Pirate attacks double in Southeast Asia even as global numbers fall

A tanker travels through the Singapore Strait July 7, 2014. Since April, at least six fuel tankers have been hijacked and drained in the Malacca Strait or nearby waters of the South China Sea, according to the International Maritime Bureau (IMB). — Reuters pic
A tanker travels through the Singapore Strait July 7, 2014. Since April, at least six fuel tankers have been hijacked and drained in the Malacca Strait or nearby waters of the South China Sea, according to the International Maritime Bureau (IMB). — Reuters pic

KUALA LUMPUR, Oct 30 — Pirate attacks along the waters off Malaysia, Indonesia and Singapore have nearly doubled this year compared to two years ago, with armed gangs hijacking small tankers, stealing cargo, kidnapping, and sometimes murdering ships’ crew, the International Maritime Bureau (IMB) revealed today.

The Financial Times reported that IMB, the agency responsible for monitoring global piracy noted that globally, there had been 178 incidents of attempted and actual vessel hijackings this year, down from 352 for the same period in 2011. The decline was in its third consecutive year.

However, the figure for Southeast Asia over the same nine-month period has almost doubled from 54 in 2011 to 103 this year, IMB told the daily.

“There has been a worrying new rise in attacks against small coastal tankers in southeast Asia.
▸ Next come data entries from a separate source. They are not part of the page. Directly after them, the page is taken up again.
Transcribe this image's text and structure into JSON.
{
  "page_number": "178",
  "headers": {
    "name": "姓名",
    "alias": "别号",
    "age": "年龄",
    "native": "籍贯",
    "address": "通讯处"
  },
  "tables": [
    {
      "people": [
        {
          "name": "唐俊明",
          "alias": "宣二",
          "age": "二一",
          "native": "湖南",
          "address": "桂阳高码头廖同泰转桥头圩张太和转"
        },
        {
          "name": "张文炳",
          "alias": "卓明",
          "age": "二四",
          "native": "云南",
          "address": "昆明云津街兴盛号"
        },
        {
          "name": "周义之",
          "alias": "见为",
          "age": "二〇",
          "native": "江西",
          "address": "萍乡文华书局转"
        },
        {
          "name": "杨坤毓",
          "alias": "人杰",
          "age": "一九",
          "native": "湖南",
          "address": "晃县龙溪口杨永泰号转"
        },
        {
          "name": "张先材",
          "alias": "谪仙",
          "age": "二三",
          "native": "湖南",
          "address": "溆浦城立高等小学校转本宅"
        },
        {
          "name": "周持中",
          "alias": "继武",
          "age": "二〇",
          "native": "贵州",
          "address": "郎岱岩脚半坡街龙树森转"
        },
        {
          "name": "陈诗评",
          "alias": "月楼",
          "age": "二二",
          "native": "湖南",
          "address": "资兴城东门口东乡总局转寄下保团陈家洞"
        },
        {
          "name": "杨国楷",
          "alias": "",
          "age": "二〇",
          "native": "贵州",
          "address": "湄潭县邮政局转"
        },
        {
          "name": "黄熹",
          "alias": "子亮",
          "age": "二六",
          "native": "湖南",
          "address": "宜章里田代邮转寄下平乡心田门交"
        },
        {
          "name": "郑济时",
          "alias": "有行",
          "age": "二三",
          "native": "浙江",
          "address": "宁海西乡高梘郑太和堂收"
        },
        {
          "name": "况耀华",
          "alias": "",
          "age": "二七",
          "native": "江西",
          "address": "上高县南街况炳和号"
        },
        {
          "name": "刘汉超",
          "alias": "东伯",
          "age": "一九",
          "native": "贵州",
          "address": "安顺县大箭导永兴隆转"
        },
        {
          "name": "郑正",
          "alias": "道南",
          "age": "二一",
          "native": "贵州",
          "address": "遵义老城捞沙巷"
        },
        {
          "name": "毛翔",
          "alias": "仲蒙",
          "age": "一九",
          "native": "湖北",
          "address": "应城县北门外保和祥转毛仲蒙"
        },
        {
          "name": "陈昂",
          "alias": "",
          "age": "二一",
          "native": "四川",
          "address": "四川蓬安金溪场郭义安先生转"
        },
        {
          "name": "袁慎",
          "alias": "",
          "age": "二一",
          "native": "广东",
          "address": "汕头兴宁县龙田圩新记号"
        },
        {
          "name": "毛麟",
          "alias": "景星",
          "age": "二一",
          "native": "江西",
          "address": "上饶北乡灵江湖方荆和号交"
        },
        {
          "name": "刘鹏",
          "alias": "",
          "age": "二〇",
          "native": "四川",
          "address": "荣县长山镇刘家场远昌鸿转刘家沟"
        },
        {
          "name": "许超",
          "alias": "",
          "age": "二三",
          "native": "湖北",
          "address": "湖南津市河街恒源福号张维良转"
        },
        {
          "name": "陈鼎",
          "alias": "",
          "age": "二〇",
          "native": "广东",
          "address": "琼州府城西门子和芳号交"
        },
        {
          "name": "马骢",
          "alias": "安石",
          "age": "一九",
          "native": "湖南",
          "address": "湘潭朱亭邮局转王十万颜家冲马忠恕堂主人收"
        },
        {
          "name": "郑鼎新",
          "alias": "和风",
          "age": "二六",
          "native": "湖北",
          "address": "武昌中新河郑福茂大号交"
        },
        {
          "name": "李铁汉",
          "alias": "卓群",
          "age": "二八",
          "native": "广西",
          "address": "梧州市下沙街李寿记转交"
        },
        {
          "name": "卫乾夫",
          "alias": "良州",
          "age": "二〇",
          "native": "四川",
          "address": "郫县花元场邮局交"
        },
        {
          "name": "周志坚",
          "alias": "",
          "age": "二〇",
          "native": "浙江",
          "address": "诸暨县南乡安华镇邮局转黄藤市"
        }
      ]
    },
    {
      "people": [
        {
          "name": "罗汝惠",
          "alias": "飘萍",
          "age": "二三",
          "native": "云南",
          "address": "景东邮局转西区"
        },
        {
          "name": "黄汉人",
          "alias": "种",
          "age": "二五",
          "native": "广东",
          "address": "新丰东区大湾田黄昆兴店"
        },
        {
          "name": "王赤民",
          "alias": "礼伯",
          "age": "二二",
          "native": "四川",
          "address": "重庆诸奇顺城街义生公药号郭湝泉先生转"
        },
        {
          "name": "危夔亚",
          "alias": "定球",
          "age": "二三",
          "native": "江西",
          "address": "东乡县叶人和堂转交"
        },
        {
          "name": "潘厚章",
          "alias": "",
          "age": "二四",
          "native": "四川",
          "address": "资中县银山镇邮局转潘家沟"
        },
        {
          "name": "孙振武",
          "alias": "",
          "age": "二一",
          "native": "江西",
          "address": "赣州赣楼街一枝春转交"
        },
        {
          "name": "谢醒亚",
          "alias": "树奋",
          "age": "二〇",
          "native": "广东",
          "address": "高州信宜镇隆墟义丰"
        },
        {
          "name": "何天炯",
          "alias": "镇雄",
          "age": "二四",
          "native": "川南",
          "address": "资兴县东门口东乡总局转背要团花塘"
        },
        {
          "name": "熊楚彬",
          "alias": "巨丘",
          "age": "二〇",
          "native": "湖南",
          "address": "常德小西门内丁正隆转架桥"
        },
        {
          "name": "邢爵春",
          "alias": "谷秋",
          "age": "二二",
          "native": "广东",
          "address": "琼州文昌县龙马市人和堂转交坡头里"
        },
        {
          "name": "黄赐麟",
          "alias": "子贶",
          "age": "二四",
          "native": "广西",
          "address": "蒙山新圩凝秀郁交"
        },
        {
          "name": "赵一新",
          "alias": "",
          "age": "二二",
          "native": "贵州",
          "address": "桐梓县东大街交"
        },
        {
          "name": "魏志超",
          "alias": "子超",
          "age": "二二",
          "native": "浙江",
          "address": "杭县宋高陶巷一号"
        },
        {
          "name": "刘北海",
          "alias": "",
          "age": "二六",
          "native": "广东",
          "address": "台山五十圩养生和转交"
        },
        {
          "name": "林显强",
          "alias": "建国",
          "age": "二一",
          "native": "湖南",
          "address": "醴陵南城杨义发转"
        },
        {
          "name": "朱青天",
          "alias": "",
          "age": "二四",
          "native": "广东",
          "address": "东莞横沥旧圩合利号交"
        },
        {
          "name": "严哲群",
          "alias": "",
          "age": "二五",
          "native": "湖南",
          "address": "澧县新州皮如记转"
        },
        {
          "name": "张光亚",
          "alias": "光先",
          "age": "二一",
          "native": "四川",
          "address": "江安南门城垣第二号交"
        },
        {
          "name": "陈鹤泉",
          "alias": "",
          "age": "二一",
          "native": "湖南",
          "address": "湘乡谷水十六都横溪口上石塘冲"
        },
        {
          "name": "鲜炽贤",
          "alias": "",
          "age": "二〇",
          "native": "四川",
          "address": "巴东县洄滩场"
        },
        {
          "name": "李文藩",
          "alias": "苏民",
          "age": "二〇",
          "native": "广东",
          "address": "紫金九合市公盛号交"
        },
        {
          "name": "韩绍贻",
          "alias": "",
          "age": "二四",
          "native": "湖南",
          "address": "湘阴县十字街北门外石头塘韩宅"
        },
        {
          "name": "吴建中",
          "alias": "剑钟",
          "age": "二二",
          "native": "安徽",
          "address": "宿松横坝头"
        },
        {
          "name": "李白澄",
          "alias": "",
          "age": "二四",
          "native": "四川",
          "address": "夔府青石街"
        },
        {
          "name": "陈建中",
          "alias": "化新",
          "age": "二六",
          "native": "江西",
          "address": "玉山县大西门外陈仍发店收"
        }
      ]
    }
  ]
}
“We advise small tankers in particular to remain vigilant in these waters and report all attacks and suspicious small craft,” said IMB director Pottengal Mukundan.

He added that the worst affected area was Indonesia’s Bintan Island, which is near Singapore, making it the world’s single worst piracy spot by number of incidents in the first nine months of this year.

The report noted that the Malacca Strait, a channel between Malaysia and Indonesia, has been plagued by piracy for centuries.

The spike in recent years however, was due to more, usually smaller, vessels anchoring offshore to transfer cargo, to avoid port charges, which proved to be easy targets for armed gangs.

In its report, the IMB said of the six vessels hijacked worldwide in the third quarter alone, five were in Southeast Asia.

Gerald Yee, a partner at law firm Clyde & Co, in Singapore told the Financial Times that insurance premiums are rising as a result of more pirate attacks.

“In the first nine months of 2014, pirates killed three crew, kidnapped five from their vessels and took 369 seafarers hostage. A total of 17 vessels were hijacked, 124 were boarded and 10 were fired upon. There were 27 further reports of attempted attacks,” the Financial Times reported.

Marianna Choo, general manager of the Singapore Shipping Association, said the matter is of a huge concern and SSA is working closely with authorities to address this.

“We are trying our best to keep all our members informed and to inform all ships that are transiting this area to keep a very watchful eye,” she told the financial daily.

The latest reported attack was on August 28 when a lube oil tanker had its cargo stolen by pirates near Tioman Island in the South China Sea.

Industry news site Marine Insight reported that six pirates armed with guns boarded the Thailand-registered tanker, which was en-route from Singapore to Bangkok carrying 1,396 tonnes of lube oil.

The attackers took control of the vessel, sailed for about 10 nautical miles, and forced the crew to transfer the cargo to two other tankers.  The pirates stole personal belongings from the crew and damaged the ship’s navigational and communications systems.

No crew was injured in the attack, and the ship was able to sail to the shore and report the incident.

The attack was the tenth in the South China Sea since April.